Context
Decades of polarizing and often anti-democratic rhetoric have contributed to declining trust in democratic institutions and processes, especially among Republicans. The radical right MAGA wealth and power movement that is dominated by elites envisions some form of corrupt authoritarianism to replace democracy and the rule of law as they exist now. Government infrastructure to enable that is being built now by MAGA elites in power in the federal executive branch, the courts and congress. The goal is to have in place enduring authoritarian government and law in place once Trump is gone. To attain power, decades of radicalizing demagoguery was necessary for the rise of MAGA to its current position of federal government power.
Upgrading democracy
A Scientific American article, Citizens’ Assemblies Are Upgrading Democracy: Fair Algorithms Are Part of the Program, points to a way that can augment trust in democracy. The article describes a case of a group of 99 Irish citizens who were chosen to be representative of all of the Irish people in terms of age, gender, and where they lived. This citizen's assembly heard from experts, learned about the topic, extensively discussed and debated among themselves, and then made recommendations about legalizing abortion in Ireland. Its recommendation to allow abortions in all circumstances, subject to limits on the length of pregnancy, was supported by a significant majority of the 99. That paved the way to a national referendum that resulted on voters adopting the assembly's recommendations.

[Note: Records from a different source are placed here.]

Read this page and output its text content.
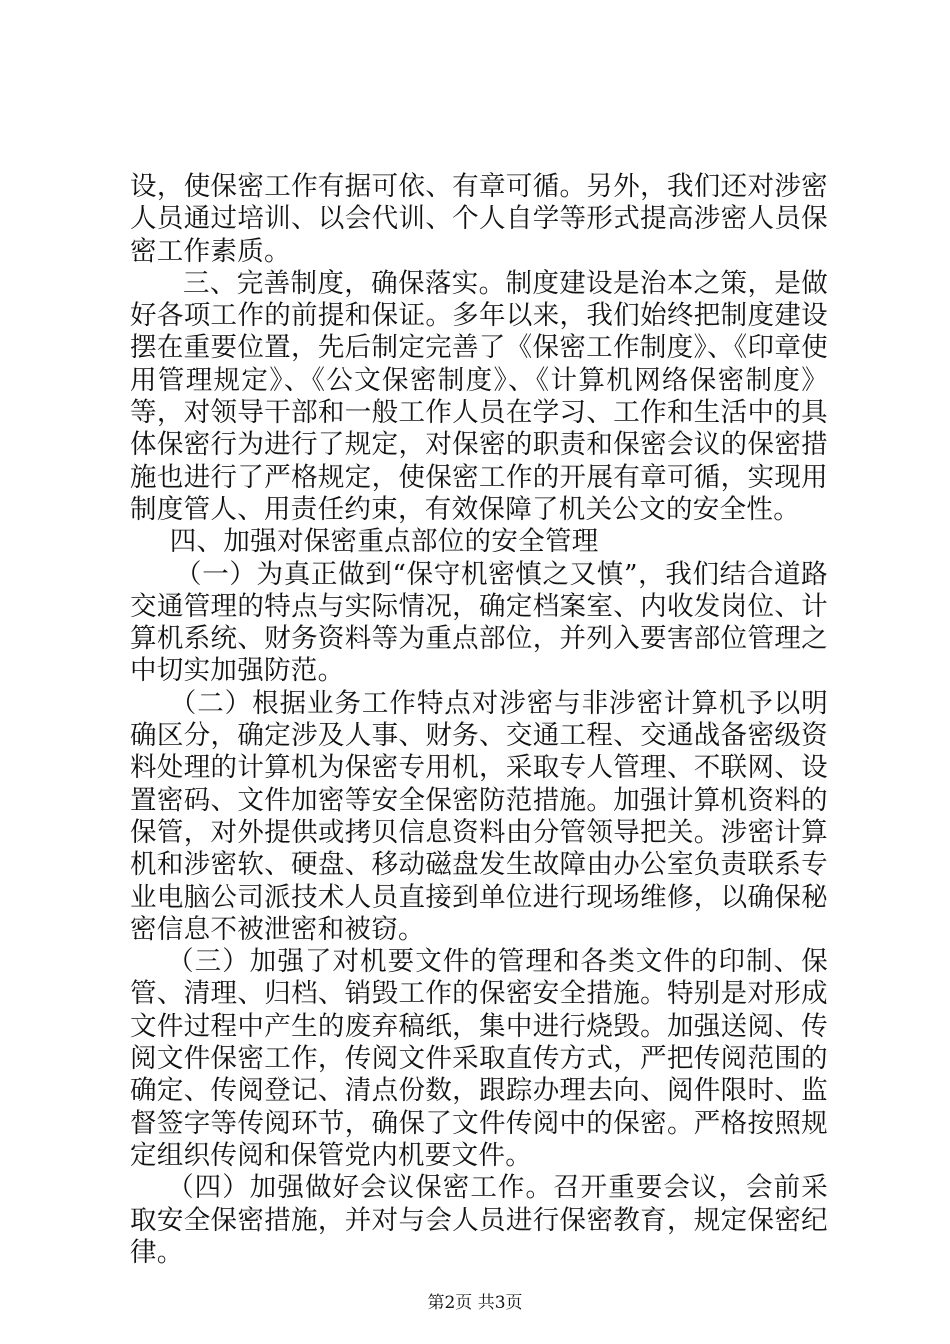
设，使保密工作有据可依、有章可循。另外，我们还对涉密人员通过培训、以会代训、个人自学等形式提高涉密人员保密工作素质。

三、完善制度，确保落实。制度建设是治本之策，是做好各项工作的前提和保证。多年以来，我们始终把制度建设摆在重要位置，先后制定完善了《保密工作制度》、《印章使用管理规定》、《公文保密制度》、《计算机网络保密制度》等，对领导干部和一般工作人员在学习、工作和生活中的具体保密行为进行了规定，对保密的职责和保密会议的保密措施也进行了严格规定，使保密工作的开展有章可循，实现用制度管人、用责任约束，有效保障了机关公文的安全性。

四、加强对保密重点部位的安全管理

（一）为真正做到“保守机密慎之又慎”，我们结合道路交通管理的特点与实际情况，确定档案室、内收发岗位、计算机系统、财务资料等为重点部位，并列入要害部位管理之中切实加强防范。

（二）根据业务工作特点对涉密与非涉密计算机予以明确区分，确定涉及人事、财务、交通工程、交通战备密级资料处理的计算机为保密专用机，采取专人管理、不联网、设置密码、文件加密等安全保密防范措施。加强计算机资料的保管，对外提供或拷贝信息资料由分管领导把关。涉密计算机和涉密软、硬盘、移动磁盘发生故障由办公室负责联系专业电脑公司派技术人员直接到单位进行现场维修，以确保秘密信息不被泄密和被窃。

（三）加强了对机要文件的管理和各类文件的印制、保管、清理、归档、销毁工作的保密安全措施。特别是对形成文件过程中产生的废弃稿纸，集中进行烧毁。加强送阅、传阅文件保密工作，传阅文件采取直传方式，严把传阅范围的确定、传阅登记、清点份数，跟踪办理去向、阅件限时、监督签字等传阅环节，确保了文件传阅中的保密。严格按照规定组织传阅和保管党内机要文件。

（四）加强做好会议保密工作。召开重要会议，会前采取安全保密措施，并对与会人员进行保密教育，规定保密纪律。

第2页 共3页
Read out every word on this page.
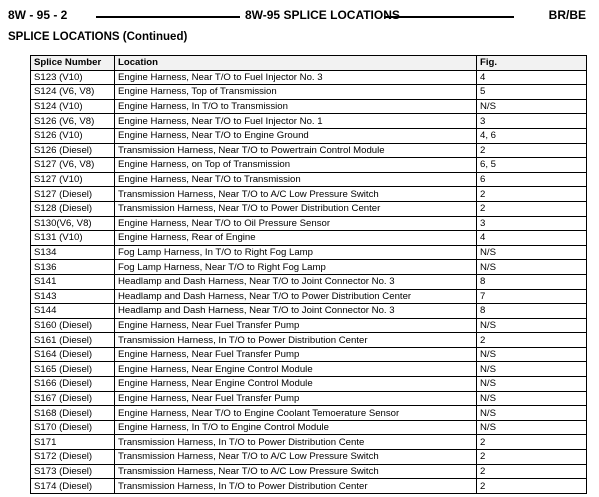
8W - 95 - 2	8W-95 SPLICE LOCATIONS	BR/BE
SPLICE LOCATIONS (Continued)
Splice Number	Location	Fig.
S123 (V10)	Engine Harness, Near T/O to Fuel Injector No. 3	4
S124 (V6, V8)	Engine Harness, Top of Transmission	5
S124 (V10)	Engine Harness, In T/O to Transmission	N/S
S126 (V6, V8)	Engine Harness, Near T/O to Fuel Injector No. 1	3
S126 (V10)	Engine Harness, Near T/O to Engine Ground	4, 6
S126 (Diesel)	Transmission Harness, Near T/O to Powertrain Control Module	2
S127 (V6, V8)	Engine Harness, on Top of Transmission	6, 5
S127 (V10)	Engine Harness, Near T/O to Transmission	6
S127 (Diesel)	Transmission Harness, Near T/O to A/C Low Pressure Switch	2
S128 (Diesel)	Transmission Harness, Near T/O to Power Distribution Center	2
S130(V6, V8)	Engine Harness, Near T/O to Oil Pressure Sensor	3
S131 (V10)	Engine Harness, Rear of Engine	4
S134	Fog Lamp Harness, In T/O to Right Fog Lamp	N/S
S136	Fog Lamp Harness, Near T/O to Right Fog Lamp	N/S
S141	Headlamp and Dash Harness, Near T/O to Joint Connector No. 3	8
S143	Headlamp and Dash Harness, Near T/O to Power Distribution Center	7
S144	Headlamp and Dash Harness, Near T/O to Joint Connector No. 3	8
S160 (Diesel)	Engine Harness, Near Fuel Transfer Pump	N/S
S161 (Diesel)	Transmission Harness, In T/O to Power Distribution Center	2
S164 (Diesel)	Engine Harness, Near Fuel Transfer Pump	N/S
S165 (Diesel)	Engine Harness, Near Engine Control Module	N/S
S166 (Diesel)	Engine Harness, Near Engine Control Module	N/S
S167 (Diesel)	Engine Harness, Near Fuel Transfer Pump	N/S
S168 (Diesel)	Engine Harness, Near T/O to Engine Coolant Temoerature Sensor	N/S
S170 (Diesel)	Engine Harness, In T/O to Engine Control Module	N/S
S171	Transmission Harness, In T/O to Power Distribution Cente	2
S172 (Diesel)	Transmission Harness, Near T/O to A/C Low Pressure Switch	2
S173 (Diesel)	Transmission Harness, Near T/O to A/C Low Pressure Switch	2
S174 (Diesel)	Transmission Harness, In T/O to Power Distribution Center	2
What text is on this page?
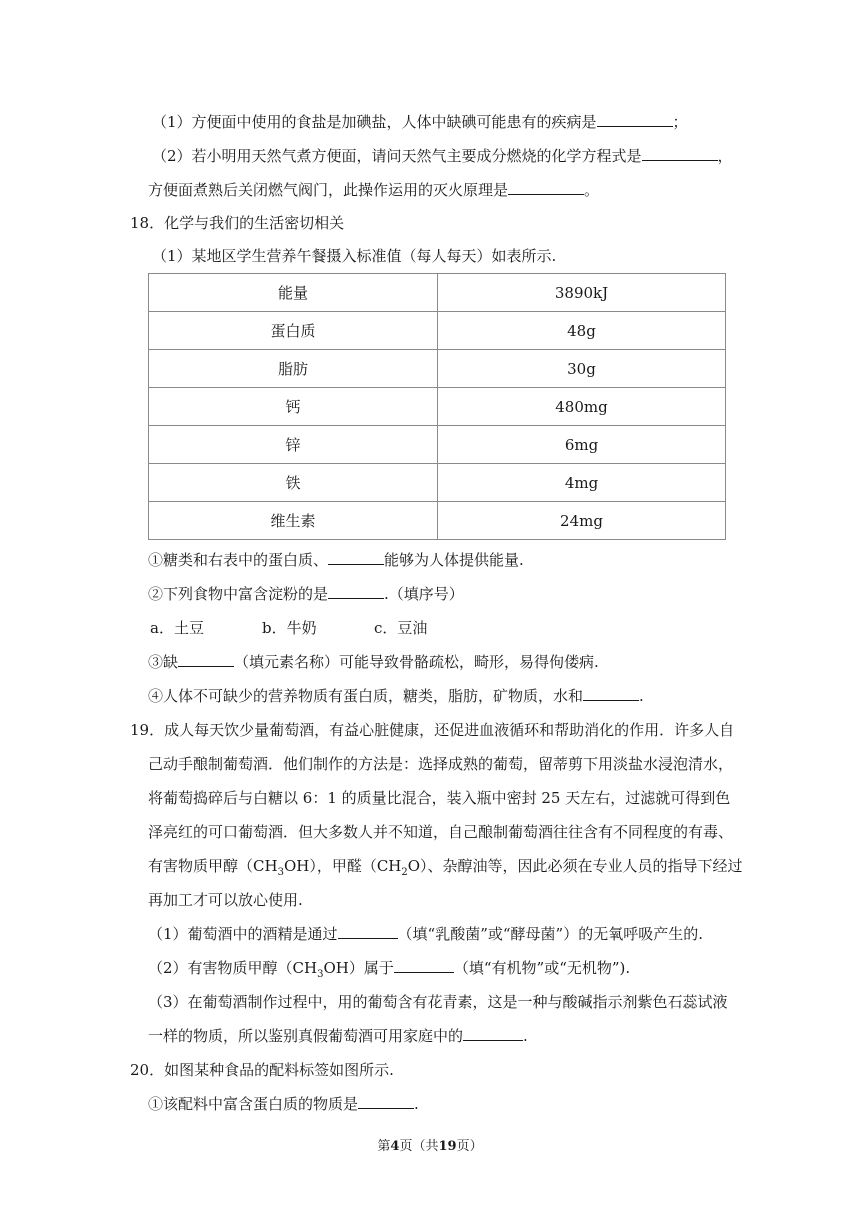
（1）方便面中使用的食盐是加碘盐，人体中缺碘可能患有的疾病是	；
（2）若小明用天然气煮方便面，请问天然气主要成分燃烧的化学方程式是	，
方便面煮熟后关闭燃气阀门，此操作运用的灭火原理是	。
18．化学与我们的生活密切相关
（1）某地区学生营养午餐摄入标准值（每人每天）如表所示.
能量	3890kJ
蛋白质	48g
脂肪	30g
钙	480mg
锌	6mg
铁	4mg
维生素	24mg
①糖类和右表中的蛋白质、	能够为人体提供能量.
②下列食物中富含淀粉的是	.（填序号）
a．土豆	b．牛奶	c．豆油
③缺	（填元素名称）可能导致骨骼疏松，畸形，易得佝偻病.
④人体不可缺少的营养物质有蛋白质，糖类，脂肪，矿物质，水和	.
19．成人每天饮少量葡萄酒，有益心脏健康，还促进血液循环和帮助消化的作用．许多人自
己动手酿制葡萄酒．他们制作的方法是：选择成熟的葡萄，留蒂剪下用淡盐水浸泡清水，
将葡萄捣碎后与白糖以 6：1 的质量比混合，装入瓶中密封 25 天左右，过滤就可得到色
泽亮红的可口葡萄酒．但大多数人并不知道，自己酿制葡萄酒往往含有不同程度的有毒、
有害物质甲醇$(CH_3OH)$，甲醛$(CH_2O)$、杂醇油等，因此必须在专业人员的指导下经过
再加工才可以放心使用.
（1）葡萄酒中的酒精是通过	（填“乳酸菌”或“酵母菌”）的无氧呼吸产生的.
（2）有害物质甲醇$(CH_3OH)$属于	（填“有机物”或“无机物”).
（3）在葡萄酒制作过程中，用的葡萄含有花青素，这是一种与酸碱指示剂紫色石蕊试液
一样的物质，所以鉴别真假葡萄酒可用家庭中的	.
20．如图某种食品的配料标签如图所示.
①该配料中富含蛋白质的物质是	.
第4页（共19页）
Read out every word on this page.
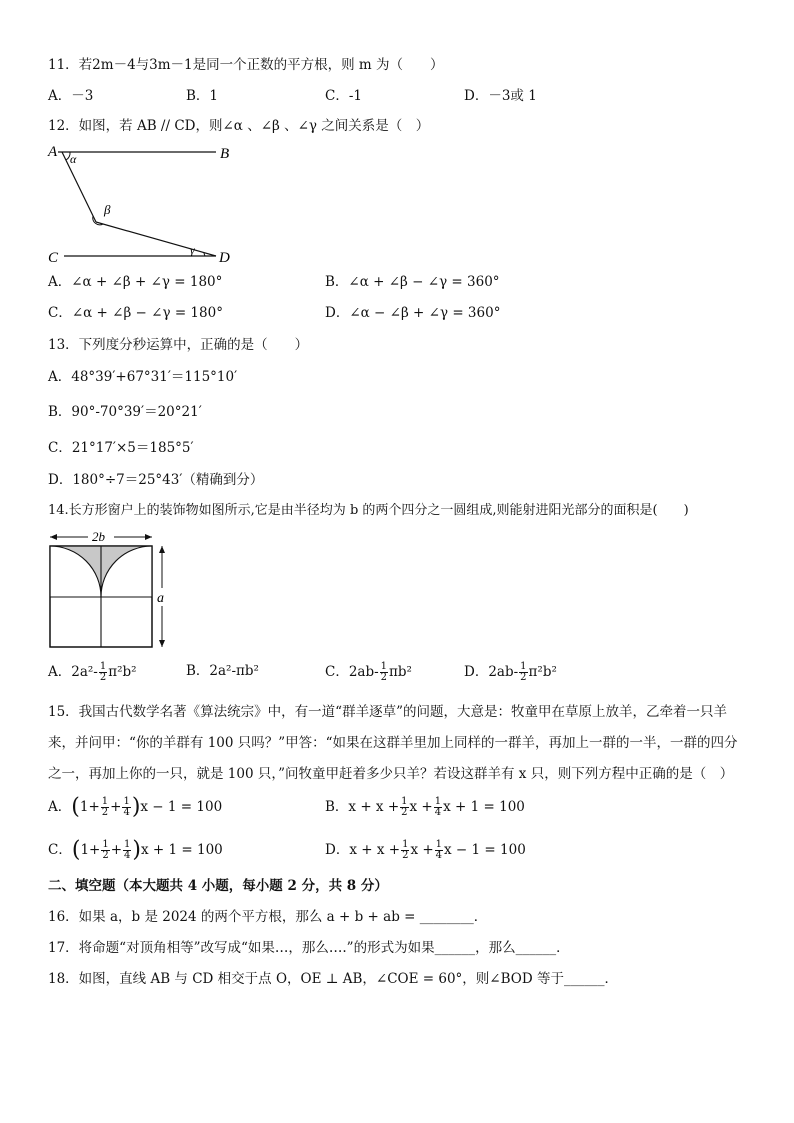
11．若2m－4与3m－1是同一个正数的平方根，则 m 为（　　）
A．－3	B．1	C．-1	D．－3或 1
12．如图，若 AB // CD，则∠α 、∠β 、∠γ 之间关系是（　）
A	B
C	D
α
β
γ
A．∠α + ∠β + ∠γ = 180°	B．∠α + ∠β − ∠γ = 360°
C．∠α + ∠β − ∠γ = 180°	D．∠α − ∠β + ∠γ = 360°
13．下列度分秒运算中，正确的是（　　）
A．48°39′+67°31′＝115°10′
B．90°-70°39′＝20°21′
C．21°17′×5＝185°5′
D．180°÷7＝25°43′（精确到分）
14.长方形窗户上的装饰物如图所示,它是由半径均为 b 的两个四分之一圆组成,则能射进阳光部分的面积是(　　)
2b
a
A．$2a^2- \frac{1}{2} \pi^2b^2$	B．2a²-πb²	C．$2ab- \frac{1}{2} \pi b^2$	D．$2ab- \frac{1}{2} \pi^2b^2$
15．我国古代数学名著《算法统宗》中，有一道“群羊逐草”的问题，大意是：牧童甲在草原上放羊，乙牵着一只羊
来，并问甲：“你的羊群有 100 只吗？”甲答：“如果在这群羊里加上同样的一群羊，再加上一群的一半，一群的四分
之一，再加上你的一只，就是 100 只，”问牧童甲赶着多少只羊？若设这群羊有 x 只，则下列方程中正确的是（　）
A．$(1+ \frac{1}{2} + \frac{1}{4} )x - 1 = 100$	B．$x + x + \frac{1}{2}$ $x + \frac{1}{4}$ x + 1 = 100
C．$(1+ \frac{1}{2} + \frac{1}{4} )x + 1 = 100$	D．$x + x + \frac{1}{2}$ $x + \frac{1}{4}$ x − 1 = 100
二、填空题（本大题共 4 小题，每小题 2 分，共 8 分）
16．如果 a，b 是 2024 的两个平方根，那么 a + b + ab = ________．
17．将命题“对顶角相等”改写成“如果…，那么….”的形式为如果______，那么______．
18．如图，直线 AB 与 CD 相交于点 O，OE ⊥ AB，∠COE = 60°，则∠BOD 等于______．
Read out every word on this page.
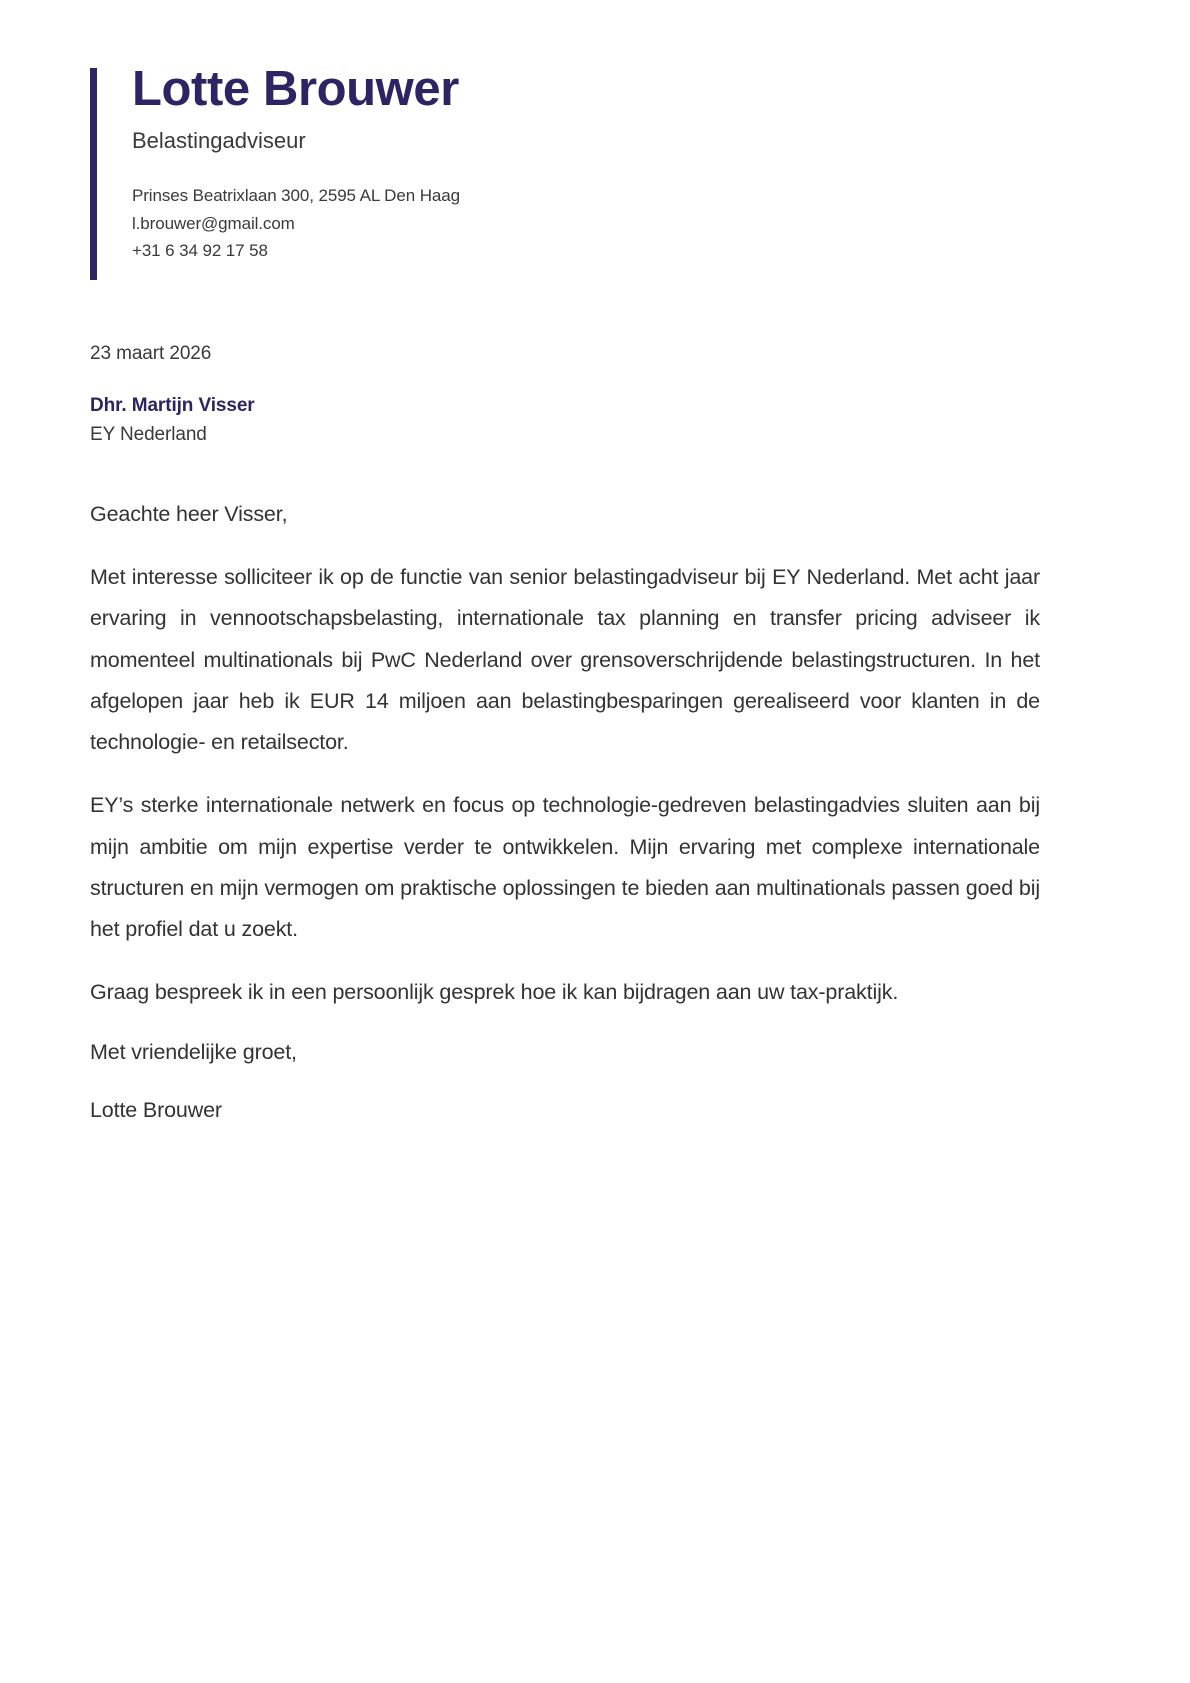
Lotte Brouwer
Belastingadviseur
Prinses Beatrixlaan 300, 2595 AL Den Haag
l.brouwer@gmail.com
+31 6 34 92 17 58
23 maart 2026
Dhr. Martijn Visser
EY Nederland
Geachte heer Visser,

Met interesse solliciteer ik op de functie van senior belastingadviseur bij EY Nederland. Met acht jaar ervaring in vennootschapsbelasting, internationale tax planning en transfer pricing adviseer ik momenteel multinationals bij PwC Nederland over grensoverschrijdende belastingstructuren. In het afgelopen jaar heb ik EUR 14 miljoen aan belastingbesparingen gerealiseerd voor klanten in de technologie- en retailsector.

EY’s sterke internationale netwerk en focus op technologie-gedreven belastingadvies sluiten aan bij mijn ambitie om mijn expertise verder te ontwikkelen. Mijn ervaring met complexe internationale structuren en mijn vermogen om praktische oplossingen te bieden aan multinationals passen goed bij het profiel dat u zoekt.

Graag bespreek ik in een persoonlijk gesprek hoe ik kan bijdragen aan uw tax-praktijk.

Met vriendelijke groet,
Lotte Brouwer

The episode was remarkable. Irish politicians would not touch the subject, fearing they would get voted out of office. Since the 99 citizens were not worried about getting voted out of office, they dealt with the issue rationally and reflected that most Irish people, 66%, wanted abortion legalized. The assembly was trusted because the people on it were chosen to represent or be like the Irish people generally.
Citizens’ assemblies bring together ordinary people, selected by lot, to learn about an issue, deliberate, and recommend policies. They often work complex or contentious topics such as climate policy or major reforms. Because participants are not professional politicians, they are insulated from reelection and other pressures such as such as party discipline, campaign incentives, donor blowback, special interests lobbyists, etc. They are free to simply focus on relevant evidence, learning the complexities and deliberation among themselves.
What makes citizen assemblies at least somewhat trusted by the public is selection to make them representative of the rest of the country, state or locality. Some of the people in the assemblies are like many other people in multiple ways. That tends to foster trust to some extent.
Why descriptive representation matters: The article points out that descriptive representation for assemblies should roughly match the population in gender, age, geography, and other characteristics. That boosts public perception that decisions are made by “people like us”. This contrasts with elected legislatures that remain skewed, for example, underrepresentation of women, which undermines perceived legitimacy compared to well-balanced assemblies.
Naive random sampling rarely yields a group that closely resembles the broader population, especially when many demographic and attitudinal criteria are tracked, so practitioners face a trade-off between randomness and representativeness. The piece frames this as an optimization problem: choosing a subset of volunteers that best matches target quotas across multiple dimensions while retaining the core idea of random selection.
The article discusses an algorithm (developed with collaborators and now used by organizations like the Sortition Foundation) that first defines target distributions for demographic categories, then uses computational search to randomly select a panel that satisfies these constraints as closely as possible. This approach allows the “dice” to be loaded in a transparent, rule‑based way to correct for practical biases—such as some groups being less likely to respond to invitations—without letting organizers handpick participants.
By combining sortition with fairness-focused algorithms, citizens’ assemblies can better uncover the will of the people and help build consensus on divisive issues. Assemblies offer a complement to electoral democracy, not a replacement. The article suggests that as citizen assemblies and how they are created become better known, and the underlying algorithms remain open and auditable, they can help counter distrust in institutions and democracy itself. All of this can also show how carefully designed procedures can make democratic representation both more inclusive and more representative, e.g., by eliminating anti-democratic influence by special interests and political parties.
Points for consideration
Would you at least consider recommendations from a citizen assembly if it's makeup and means of selecting people for it are transparent and reasonably representative of "people like you"?
Does this article at least somewhat change the way you view the working of American democracy, which is seriously undermined by corrosive, and often irrational, special interest money, propaganda and influence?